Procurado pela BBC News Brasil, o Ministério da Saúde disse que trabalha para manter a rede pública abastecida, mas não tratou do desabastecimento relatado na rede privada em sua resposta aos questionamentos enviados pela reportagem.
4. Acione a Justiça
Muitas vezes, alguém precisa de um tratamento de curto prazo, e não vale a pena recorrer à Justiça para conseguir ter acesso a um remédio.
Mas há outros casos, como de medicamentos de alto custo e de uso continuado, em que o desabastecimento pode implicar em uma violação do direito de uma pessoa à saúde.
Matheus Falcão explica que, nestes casos, é possível recorrer a uma ação judicial.
“A pessoa pode entrar na Justiça para que a empresa justifique por que o produto não está sendo disponibilizado e para conseguir o medicamento”, afirma o advogado do Idec.
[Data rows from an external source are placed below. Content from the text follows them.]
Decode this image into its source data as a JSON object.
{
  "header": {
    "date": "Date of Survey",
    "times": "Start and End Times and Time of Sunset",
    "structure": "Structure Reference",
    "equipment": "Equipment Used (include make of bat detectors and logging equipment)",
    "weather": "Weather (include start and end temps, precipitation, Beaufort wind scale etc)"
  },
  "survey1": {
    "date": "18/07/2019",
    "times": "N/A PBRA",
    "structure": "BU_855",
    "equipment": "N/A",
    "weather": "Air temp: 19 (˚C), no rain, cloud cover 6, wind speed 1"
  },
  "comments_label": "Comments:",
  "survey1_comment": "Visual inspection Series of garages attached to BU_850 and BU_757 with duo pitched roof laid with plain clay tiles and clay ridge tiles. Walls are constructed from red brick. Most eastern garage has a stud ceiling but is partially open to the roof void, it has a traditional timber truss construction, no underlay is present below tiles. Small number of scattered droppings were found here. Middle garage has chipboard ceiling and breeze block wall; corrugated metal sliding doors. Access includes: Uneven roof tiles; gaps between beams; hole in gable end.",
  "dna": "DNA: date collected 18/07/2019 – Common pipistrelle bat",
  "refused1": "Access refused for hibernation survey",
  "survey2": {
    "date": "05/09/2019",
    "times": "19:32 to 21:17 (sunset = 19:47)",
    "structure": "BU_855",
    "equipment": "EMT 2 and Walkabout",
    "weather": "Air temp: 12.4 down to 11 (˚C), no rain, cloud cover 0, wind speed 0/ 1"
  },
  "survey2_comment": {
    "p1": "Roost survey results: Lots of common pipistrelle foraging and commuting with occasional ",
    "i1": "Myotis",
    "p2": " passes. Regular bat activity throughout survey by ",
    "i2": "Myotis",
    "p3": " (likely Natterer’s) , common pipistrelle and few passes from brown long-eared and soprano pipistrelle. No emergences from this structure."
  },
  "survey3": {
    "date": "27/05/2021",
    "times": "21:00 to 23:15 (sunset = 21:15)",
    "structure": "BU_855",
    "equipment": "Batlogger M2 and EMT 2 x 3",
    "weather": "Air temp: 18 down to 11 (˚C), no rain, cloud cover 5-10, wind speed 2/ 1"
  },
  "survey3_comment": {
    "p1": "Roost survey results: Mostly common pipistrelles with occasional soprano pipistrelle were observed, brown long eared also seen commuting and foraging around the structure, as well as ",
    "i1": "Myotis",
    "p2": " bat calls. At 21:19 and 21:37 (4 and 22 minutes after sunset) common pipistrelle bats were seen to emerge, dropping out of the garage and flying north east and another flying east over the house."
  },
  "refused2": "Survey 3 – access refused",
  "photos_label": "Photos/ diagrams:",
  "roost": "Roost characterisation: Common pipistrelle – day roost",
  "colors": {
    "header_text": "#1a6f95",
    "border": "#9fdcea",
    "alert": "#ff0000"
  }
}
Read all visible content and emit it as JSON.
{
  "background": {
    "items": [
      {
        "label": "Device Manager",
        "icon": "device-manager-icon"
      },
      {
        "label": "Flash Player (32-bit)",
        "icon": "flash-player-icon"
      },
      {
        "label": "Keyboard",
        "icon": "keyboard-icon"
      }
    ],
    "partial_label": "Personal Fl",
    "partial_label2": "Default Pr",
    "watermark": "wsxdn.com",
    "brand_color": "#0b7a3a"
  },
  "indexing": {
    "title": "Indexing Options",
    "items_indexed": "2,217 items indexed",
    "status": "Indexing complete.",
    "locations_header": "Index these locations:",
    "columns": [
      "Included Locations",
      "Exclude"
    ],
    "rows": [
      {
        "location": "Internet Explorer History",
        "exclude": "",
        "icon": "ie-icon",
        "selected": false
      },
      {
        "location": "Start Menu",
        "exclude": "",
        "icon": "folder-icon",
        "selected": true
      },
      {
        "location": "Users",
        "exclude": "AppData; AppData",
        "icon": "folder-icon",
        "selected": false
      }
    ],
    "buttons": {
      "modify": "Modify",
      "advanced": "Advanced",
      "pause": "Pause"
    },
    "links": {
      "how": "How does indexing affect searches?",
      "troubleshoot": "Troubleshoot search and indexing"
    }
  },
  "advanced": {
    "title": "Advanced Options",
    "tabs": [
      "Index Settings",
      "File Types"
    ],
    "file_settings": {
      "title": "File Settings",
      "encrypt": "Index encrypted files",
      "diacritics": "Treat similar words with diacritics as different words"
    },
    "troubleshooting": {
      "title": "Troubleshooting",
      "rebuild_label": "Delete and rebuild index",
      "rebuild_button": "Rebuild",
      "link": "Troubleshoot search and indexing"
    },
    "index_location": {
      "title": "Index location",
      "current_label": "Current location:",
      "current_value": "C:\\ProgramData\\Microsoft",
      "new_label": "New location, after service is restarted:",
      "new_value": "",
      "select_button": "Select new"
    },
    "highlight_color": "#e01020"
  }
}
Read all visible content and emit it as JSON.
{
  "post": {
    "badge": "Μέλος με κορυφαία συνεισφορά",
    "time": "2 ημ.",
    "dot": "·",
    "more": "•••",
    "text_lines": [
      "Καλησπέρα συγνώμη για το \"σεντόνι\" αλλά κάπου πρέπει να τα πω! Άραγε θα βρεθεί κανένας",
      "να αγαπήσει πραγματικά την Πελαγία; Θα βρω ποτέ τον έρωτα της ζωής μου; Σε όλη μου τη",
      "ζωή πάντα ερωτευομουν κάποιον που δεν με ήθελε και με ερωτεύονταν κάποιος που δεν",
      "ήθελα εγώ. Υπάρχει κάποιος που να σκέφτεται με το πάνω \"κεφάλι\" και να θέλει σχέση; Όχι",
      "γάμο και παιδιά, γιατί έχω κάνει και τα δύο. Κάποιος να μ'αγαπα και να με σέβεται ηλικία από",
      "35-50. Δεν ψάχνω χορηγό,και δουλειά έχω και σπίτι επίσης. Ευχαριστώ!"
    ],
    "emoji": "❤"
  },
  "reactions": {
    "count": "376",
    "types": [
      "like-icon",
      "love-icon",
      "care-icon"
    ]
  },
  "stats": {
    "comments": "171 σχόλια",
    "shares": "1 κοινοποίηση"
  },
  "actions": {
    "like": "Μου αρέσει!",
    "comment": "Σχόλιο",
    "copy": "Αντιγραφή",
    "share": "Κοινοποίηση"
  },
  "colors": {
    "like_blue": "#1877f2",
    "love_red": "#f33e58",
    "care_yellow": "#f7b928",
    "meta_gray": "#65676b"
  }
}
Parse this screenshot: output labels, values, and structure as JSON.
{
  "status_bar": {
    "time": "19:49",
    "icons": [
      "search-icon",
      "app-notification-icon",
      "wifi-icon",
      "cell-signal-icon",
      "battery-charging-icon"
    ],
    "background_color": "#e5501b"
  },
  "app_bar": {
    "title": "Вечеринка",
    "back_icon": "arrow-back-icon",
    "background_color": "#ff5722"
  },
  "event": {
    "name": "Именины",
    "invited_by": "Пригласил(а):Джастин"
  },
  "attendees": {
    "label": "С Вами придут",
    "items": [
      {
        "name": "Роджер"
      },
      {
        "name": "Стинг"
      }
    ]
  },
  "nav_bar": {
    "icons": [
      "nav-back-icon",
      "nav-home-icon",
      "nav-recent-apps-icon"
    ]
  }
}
5. Procure um profissional de saúde
Quando houver um desabastecimento de um determinado produto, o consumidor deve procurar um profissional de saúde para substituir o medicamento que foi originalmente indicado pelo médico.
Isso pode ser feito em alguns casos pelo farmacêutico responsável pela farmácia, que irá indicar um produto de outra marca ou genérico.
Mas há situações em que o médico indica na receita que um remédio não pode ser substituído por um genérico ou não há um produto equivalente de outras fabricantes.
Nestes casos, o paciente deve procurar o médico para que ele faça a substituição mais adequada do medicamento que foi prescrito.